In the end I decided to run one small Linux VM in Azure that would run Hadoop in a Docker container (https://registry.hub.docker.com/u/sequenceiq/hadoop-docker/). This way I can accept true append-only writes and persist them to HDFS. Storage is cheap so I can keep adding disks if I want. Or just rotate out old data and archive it in blob storage. Next I could copy the files into blob storage with the Azure HDFS wrapper, spin my cluster up and report to my hearts content.
This would have worked except that after going to production I started to notice that after a few hours Hadoop would get confused and start complaining about corrupted blocks. Was this because of Docker? Azure?
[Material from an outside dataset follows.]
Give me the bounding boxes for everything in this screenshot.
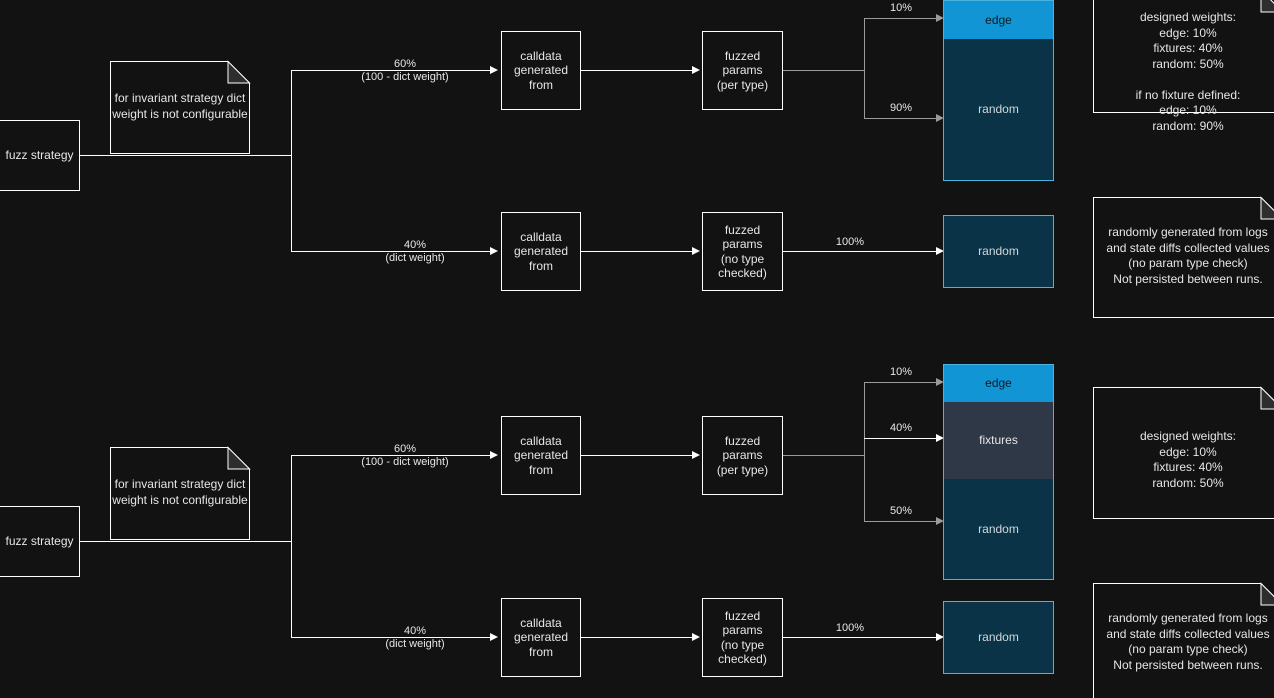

Bad config?
2014-09-16 14:27:44,497 INFO org.apache.hadoop.hdfs.DFSClient: Exception in createBlockOutputStream java.io.EOFException: Premature EOF: no length prefix available at org.apache.hadoop.hdfs.protocolPB.PBHelper.vintPrefixed(PBHelper.java:1986) at org.apache.hadoop.hdfs.DFSOutputStream$DataStreamer.createBlockOutputStream(DFSOutputStream.java:1346) at org.apache.hadoop.hdfs.DFSOutputStream$DataStreamer.setupPipelineForAppendOrRecovery(DFSOutputStream.java:1194) at org.apache.hadoop.hdfs.DFSOutputStream$DataStreamer.run(DFSOutputStream.java:531) 2014-09-16 14:27:44,498 ERROR org.apache.hadoop.hdfs.server.datanode.DataNode: 22acceea218d:50010:DataXceiver error processing WRITE_BLOCK operation src: /172.17.0.5:58867 dst: /172.17.0.5:50010 java.io.IOException: Corrupted block: ReplicaBeingWritten, blk_1073741859_7815, RBW getNumBytes() = 910951 getBytesOnDisk() = 910951 getVisibleLength()= 910951 getVolume() = /tmp/hadoop-root/dfs/data/current getBlockFile() = /tmp/hadoop-root/dfs/data/current/BP-953099033-10.0.0.17-1409838183920/current/rbw/blk_1073741859 bytesAcked=910951 bytesOnDisk=910951 at org.apache.hadoop.hdfs.server.datanode.ReplicaInPipeline.createStreams(ReplicaInPipeline.java:218) at org.apache.hadoop.hdfs.server.datanode.BlockReceiver.<init>(BlockReceiver.java:214) at org.apache.hadoop.hdfs.server.datanode.DataXceiver.writeBlock(DataXceiver.java:621) at org.apache.hadoop.hdfs.protocol.datatransfer.Receiver.opWriteBlock(Receiver.java:124) at org.apache.hadoop.hdfs.protocol.datatransfer.Receiver.processOp(Receiver.java:71) at org.apache.hadoop.hdfs.server.datanode.DataXceiver.run(DataXceiver.java:232) at java.lang.Thread.run(Thread.java:744)
I have no idea and I’m done trying to figure it out.
The next blog post will be about the shift to trying the ELK (ElasticSearch, Logstash, Kibana) stack. I hear you can pump data from Elastic to Hadoop without too much trouble.